Closing in: Lava about 1.5 miles from Saddle Road
Lava from the Mauna Loa eruption closed the distance to Daniel K. Inouye Highway to just 1.5 miles, Hawaii County Civil Defense reported Tuesday afternoon.
But although the lava is still approaching the highway, Mike Zoeller, geologist for the U.S. Geological Survey’s Hawaii Volcanoes Observatory, said Tuesday that the lava has continued to slow down as it crosses the flat land on the saddle.
Over the 24 hours leading into Tuesday morning, the lava moved at a rate of approximately 68 feet per hour.
An HVO statement advised that as the lava slows further, its pace will become more erratic as the lava spreads out and inflates. This makes it difficult to estimate when or even if the flow will reach the highway.
With the highway still open in both directions, lava viewers have continued to flood the mountain. More than 14,000 vehicles have traversed the county’s lava viewing route since it opened last week.
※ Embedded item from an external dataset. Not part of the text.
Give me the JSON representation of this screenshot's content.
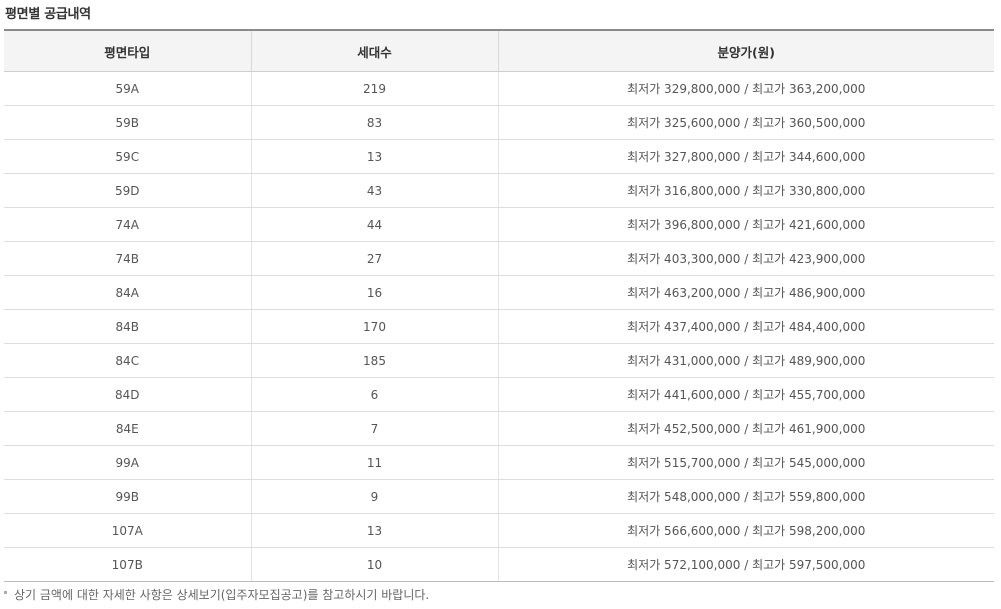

The Traffic Hazard Mitigation Route — a 4.5-mile one-way stretch of Old Saddle Road from the Gilbert Kahele Recreation Area to Pu‘u Huluhulu — opened Thursday in order to reduce crowding on Daniel K. Inouye Highway.
Since then, Lt. Col. Kevin Cronin, garrison commander for the Pohakuloa Training Area, said thousands of vehicles have traversed the route.
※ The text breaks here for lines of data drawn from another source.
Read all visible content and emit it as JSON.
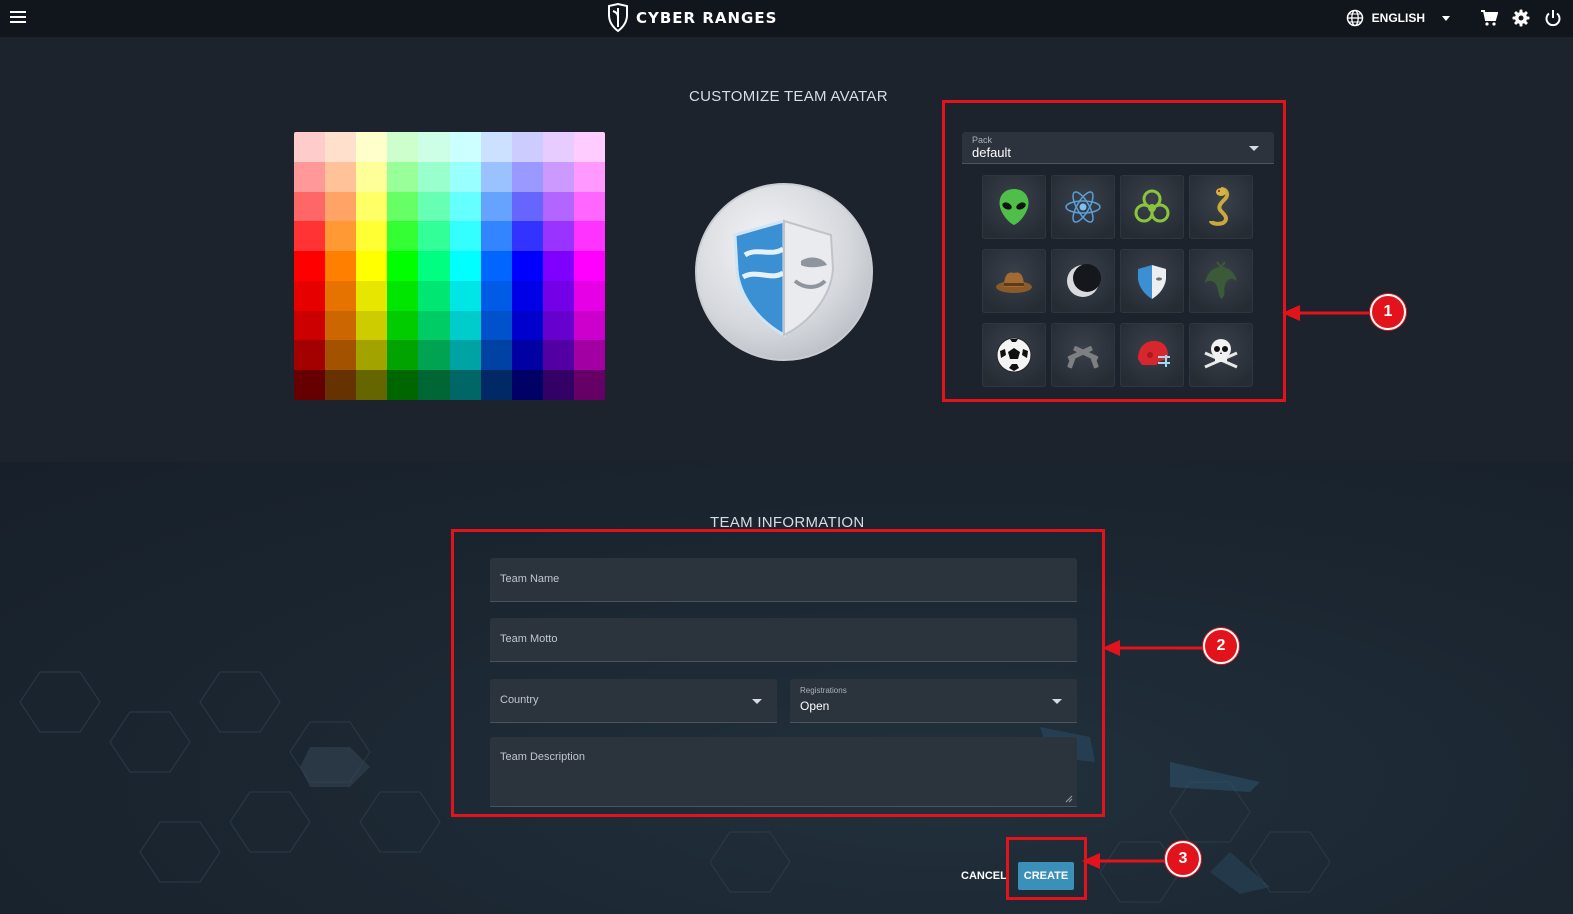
{
  "header": {
    "brand_name": "CYBER RANGES",
    "language": "ENGLISH"
  },
  "avatar": {
    "title": "CUSTOMIZE TEAM AVATAR",
    "pack_label": "Pack",
    "pack_value": "default",
    "icons": [
      "alien",
      "atom",
      "biohazard",
      "cobra",
      "cowboy-hat",
      "crescent-moon",
      "shield-mask",
      "dragon",
      "soccer-ball",
      "crossed-pistols",
      "football-helmet",
      "skull-crossbones"
    ],
    "palette_columns": [
      [
        "#ffcccc",
        "#ff9999",
        "#ff6666",
        "#ff3333",
        "#ff0000",
        "#e60000",
        "#cc0000",
        "#a30000",
        "#660000"
      ],
      [
        "#ffe0cc",
        "#ffc299",
        "#ffa366",
        "#ff9933",
        "#ff8000",
        "#e67300",
        "#cc6600",
        "#a35200",
        "#663300"
      ],
      [
        "#ffffcc",
        "#ffff99",
        "#ffff66",
        "#ffff33",
        "#ffff00",
        "#e6e600",
        "#cccc00",
        "#a3a300",
        "#666600"
      ],
      [
        "#ccffcc",
        "#99ff99",
        "#66ff66",
        "#33ff33",
        "#00ff00",
        "#00e600",
        "#00cc00",
        "#00a300",
        "#006600"
      ],
      [
        "#ccffe6",
        "#99ffcc",
        "#66ffb3",
        "#33ff99",
        "#00ff80",
        "#00e673",
        "#00cc66",
        "#00a352",
        "#006633"
      ],
      [
        "#ccffff",
        "#99ffff",
        "#66ffff",
        "#33ffff",
        "#00ffff",
        "#00e6e6",
        "#00cccc",
        "#00a3a3",
        "#006666"
      ],
      [
        "#cce0ff",
        "#99c2ff",
        "#66a3ff",
        "#3385ff",
        "#0066ff",
        "#005ce6",
        "#0052cc",
        "#0042a3",
        "#002966"
      ],
      [
        "#ccccff",
        "#9999ff",
        "#6666ff",
        "#3333ff",
        "#0000ff",
        "#0000e6",
        "#0000cc",
        "#0000a3",
        "#000066"
      ],
      [
        "#e6ccff",
        "#cc99ff",
        "#b366ff",
        "#9933ff",
        "#8000ff",
        "#7300e6",
        "#6600cc",
        "#5200a3",
        "#330066"
      ],
      [
        "#ffccff",
        "#ff99ff",
        "#ff66ff",
        "#ff33ff",
        "#ff00ff",
        "#e600e6",
        "#cc00cc",
        "#a300a3",
        "#660066"
      ]
    ]
  },
  "team_info": {
    "title": "TEAM INFORMATION",
    "team_name_placeholder": "Team Name",
    "team_motto_placeholder": "Team Motto",
    "country_placeholder": "Country",
    "registrations_label": "Registrations",
    "registrations_value": "Open",
    "description_placeholder": "Team Description",
    "cancel_label": "CANCEL",
    "create_label": "CREATE"
  },
  "annotations": {
    "step1": "1",
    "step2": "2",
    "step3": "3"
  },
  "colors": {
    "accent": "#3a90b8",
    "annotation_red": "#e3131b",
    "topbar": "#11161c"
  }
}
Mayor Mitch Roth said Tuesday that more than 4,000 vehicles traveled the route on Saturday, more than 3,700 on Sunday and more than 2,500 on Monday.
Roth reminded drivers to clean up after themselves and to drive with caution both on the route and on the main highway. He said that the biggest threat to people is not from the lava itself but from the traffic conditions.
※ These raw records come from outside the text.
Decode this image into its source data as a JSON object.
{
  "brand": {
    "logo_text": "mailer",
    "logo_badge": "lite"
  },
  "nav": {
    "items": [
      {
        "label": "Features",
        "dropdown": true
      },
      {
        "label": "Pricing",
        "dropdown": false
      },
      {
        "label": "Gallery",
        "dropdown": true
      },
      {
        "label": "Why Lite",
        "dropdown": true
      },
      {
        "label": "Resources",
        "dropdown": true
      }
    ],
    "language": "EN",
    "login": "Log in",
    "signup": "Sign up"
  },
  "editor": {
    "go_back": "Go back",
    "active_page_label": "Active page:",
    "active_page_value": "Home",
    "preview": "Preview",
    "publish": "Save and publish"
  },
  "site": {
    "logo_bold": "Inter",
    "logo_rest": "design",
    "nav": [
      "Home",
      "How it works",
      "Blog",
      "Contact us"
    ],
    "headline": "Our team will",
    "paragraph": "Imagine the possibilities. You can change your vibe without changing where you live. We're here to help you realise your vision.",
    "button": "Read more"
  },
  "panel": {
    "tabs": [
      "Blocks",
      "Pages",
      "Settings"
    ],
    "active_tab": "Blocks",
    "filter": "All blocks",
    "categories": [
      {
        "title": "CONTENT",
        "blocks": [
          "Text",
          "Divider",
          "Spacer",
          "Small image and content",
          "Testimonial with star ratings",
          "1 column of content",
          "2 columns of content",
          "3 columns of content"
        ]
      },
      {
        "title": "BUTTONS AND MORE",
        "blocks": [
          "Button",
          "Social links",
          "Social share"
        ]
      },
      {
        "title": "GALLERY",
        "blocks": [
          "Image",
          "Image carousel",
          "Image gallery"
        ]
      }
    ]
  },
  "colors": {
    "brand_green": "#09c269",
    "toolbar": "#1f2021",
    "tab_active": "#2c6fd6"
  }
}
The Hawaii Army National Guard sent 20 guardsmen to the island Tuesday to help manage the traffic. Ten guardsmen will be posted along the mitigation route for 12-hour shifts as long as the situation requires their presence, according to a Hawaii County press release.
“Guardsmen are here to help with the increased traffic along our Traffic Hazard Mitigation Route,” said Maurice Messina, Director of Parks and Recreation, in a statement. “They’re here to be aloha ambassadors, ensuring that motorists remain on the appropriate roadway and out of restricted areas, especially as visibility lessens with the weather.”